IL SECONDO THREE-PEAT
Il 6 ottobre dello stesso anno però dà una notizia shock: decide di ritirarsi dal mondo del basket, anche a causa della morte del padre. Dopo aver tentato una carriera nel baseball, nel 1995 torna a sorpresa ai Bulls. Già nel 1995-96 è pronto per guidare i suoi ed è come se nulla fosse cambiato: altra Conference vinta (con 72 partite vinte su 82, record battuto solo da Golden State nel 2015-16) e il suo quarto anello della carriera contro i Seattle Supersonics, con un roster dietro da far paura, con gente come Rodman, il già citato Pippen, Harper…
Stagione nuova, stesso MJ: stagione regolare conclusa con 69 vittorie e 13 sconfitte e finale contro gli Utah Jazz di Stockton e Malone. Prime due sfide terminano con due nette vittorie di Chicago ma in gara 3 e 4 Utah non molla e si porta sul 2-2. Alla vigilia di gara 5, Micheal Jordan ordina 5 pizze da farsi portare in hotel per lui e il suo staff: all’arrivo di esse però nel cibo c’è qualcosa che non va secondo il preparatore di Jordan ma quest’ultimo la mangia comunque. Quella stessa notte Jordan si sente male: ha appena subito un intossicazione alimentare prima della più importante partita della stagione. Non ci sarà, anzi, c’è e gioca anche, nonostante si sia alzato dal letto solo alle cinque del pomeriggio: aiuta i suoi compagni a riprendere Utah e, all’ultimo quarto, gli arriva un pallone da Pippen e mette dentro la tripla decisiva per la vittoria: questo è Jordan, una persona che non ha mai mollato e si è cercata sempre di migliorare per essere al di sopra di tutti. I Chicago vinceranno quella serie, soprattutto per quella partita storica.

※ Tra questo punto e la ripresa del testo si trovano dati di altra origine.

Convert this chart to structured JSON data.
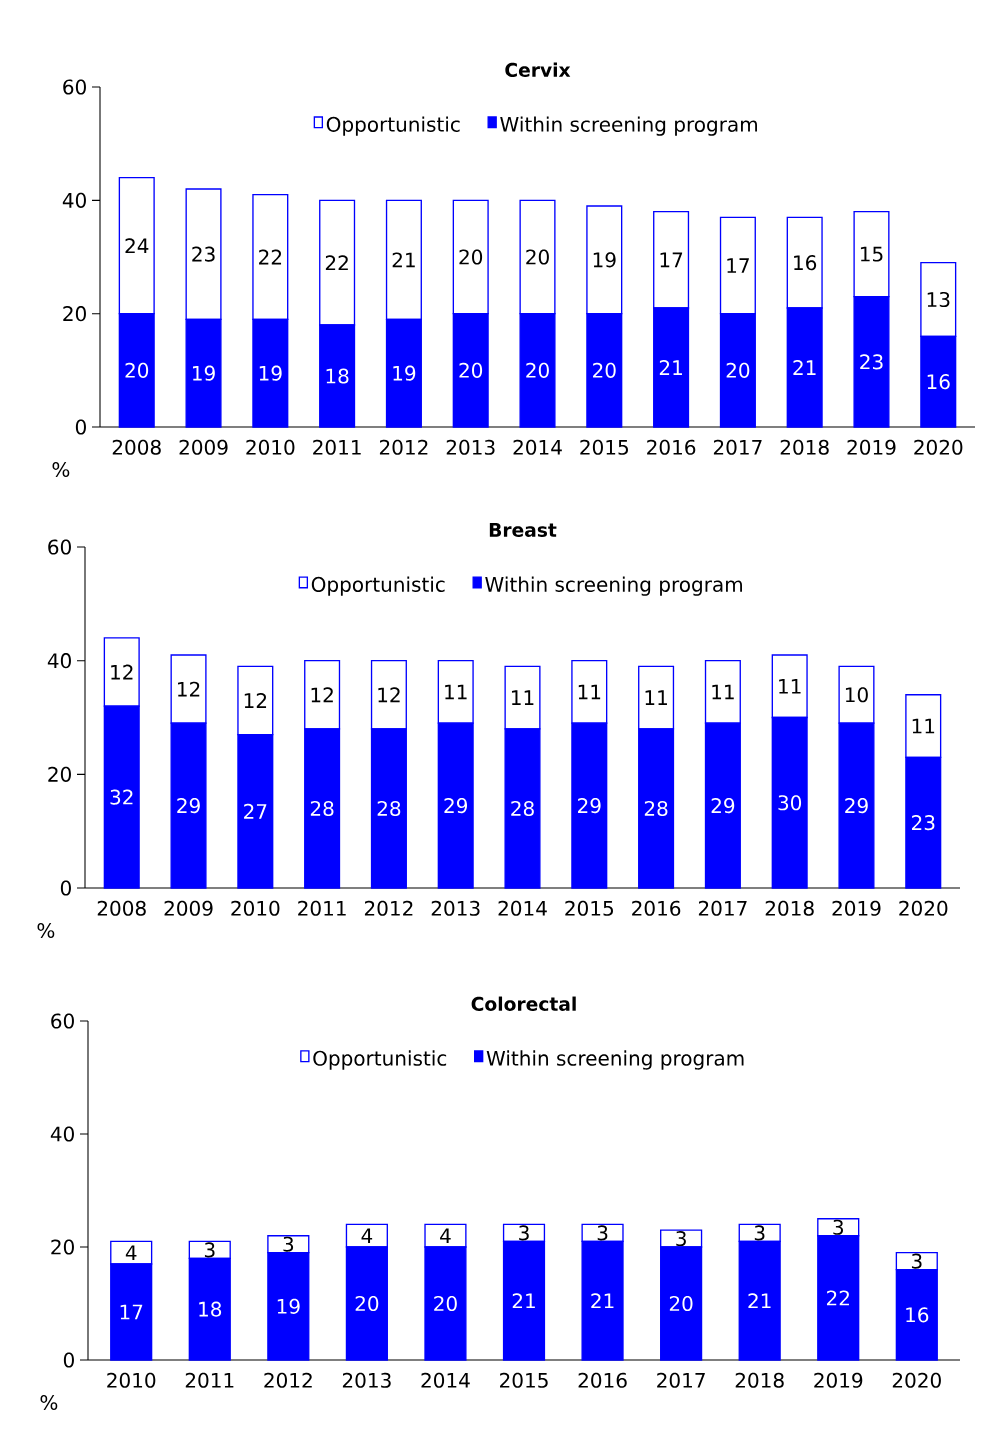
{
  "chart_data": [
    {
      "type": "bar",
      "title": "Cervix",
      "ylabel": "%",
      "categories": [
        "2008",
        "2009",
        "2010",
        "2011",
        "2012",
        "2013",
        "2014",
        "2015",
        "2016",
        "2017",
        "2018",
        "2019",
        "2020"
      ],
      "stacked": true,
      "ylim": [
        0,
        60
      ],
      "yticks": [
        0,
        20,
        40,
        60
      ],
      "legend": "top",
      "data_labels": true,
      "series": [
        {
          "name": "Within screening program",
          "color": "#0000ff",
          "values": [
            20,
            19,
            19,
            18,
            19,
            20,
            20,
            20,
            21,
            20,
            21,
            23,
            16
          ]
        },
        {
          "name": "Opportunistic",
          "color": "#ffffff",
          "values": [
            24,
            23,
            22,
            22,
            21,
            20,
            20,
            19,
            17,
            17,
            16,
            15,
            13
          ]
        }
      ]
    },
    {
      "type": "bar",
      "title": "Breast",
      "ylabel": "%",
      "categories": [
        "2008",
        "2009",
        "2010",
        "2011",
        "2012",
        "2013",
        "2014",
        "2015",
        "2016",
        "2017",
        "2018",
        "2019",
        "2020"
      ],
      "stacked": true,
      "ylim": [
        0,
        60
      ],
      "yticks": [
        0,
        20,
        40,
        60
      ],
      "legend": "top",
      "data_labels": true,
      "series": [
        {
          "name": "Within screening program",
          "color": "#0000ff",
          "values": [
            32,
            29,
            27,
            28,
            28,
            29,
            28,
            29,
            28,
            29,
            30,
            29,
            23
          ]
        },
        {
          "name": "Opportunistic",
          "color": "#ffffff",
          "values": [
            12,
            12,
            12,
            12,
            12,
            11,
            11,
            11,
            11,
            11,
            11,
            10,
            11
          ]
        }
      ]
    },
    {
      "type": "bar",
      "title": "Colorectal",
      "ylabel": "%",
      "categories": [
        "2010",
        "2011",
        "2012",
        "2013",
        "2014",
        "2015",
        "2016",
        "2017",
        "2018",
        "2019",
        "2020"
      ],
      "stacked": true,
      "ylim": [
        0,
        60
      ],
      "yticks": [
        0,
        20,
        40,
        60
      ],
      "legend": "top",
      "data_labels": true,
      "series": [
        {
          "name": "Within screening program",
          "color": "#0000ff",
          "values": [
            17,
            18,
            19,
            20,
            20,
            21,
            21,
            20,
            21,
            22,
            16
          ]
        },
        {
          "name": "Opportunistic",
          "color": "#ffffff",
          "values": [
            4,
            3,
            3,
            4,
            4,
            3,
            3,
            3,
            3,
            3,
            3
          ]
        }
      ]
    }
  ]
}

Nel 1997-98 però sembra rompersi qualcosa ma Chicago riesce a vincere comunque la sua Conference. Ai playoff però è tutta un’altra storia e, dopo le vittorie agevoli contro Nets e Hornets, si arriva ad una serie al cardiopalma contro i Pacers, risolta a gara 7 per 4-3. Nonostante la vittoria in gara 1, i Bulls non mollano e vincono la seconda e le prime due in trasferta. La riaprono i Jazz in gara 5 con una prestazione clamorosa di Malone ma si devono inchinare a Jordan in gara 6 quando ruba la palla allo stesso Malone e certifica l’87-86 che vale l’ultimo titolo della sua carriera, o anche “The Last Dance”.

Per parlare di Jordan servirebbe un intero film, perchè bisognerebbe guardarlo in diverse sfaccettature, anche in altri mondi rispetto al basket: la creazione del marchio Air Jordan che lo accompagna da inizio carriera, il videoclip con Micheal Jackson, il film Space Jam oppure la presidenza dei Wizards, sempre in NBA (dove giocherà tra il 2001 e il 2003).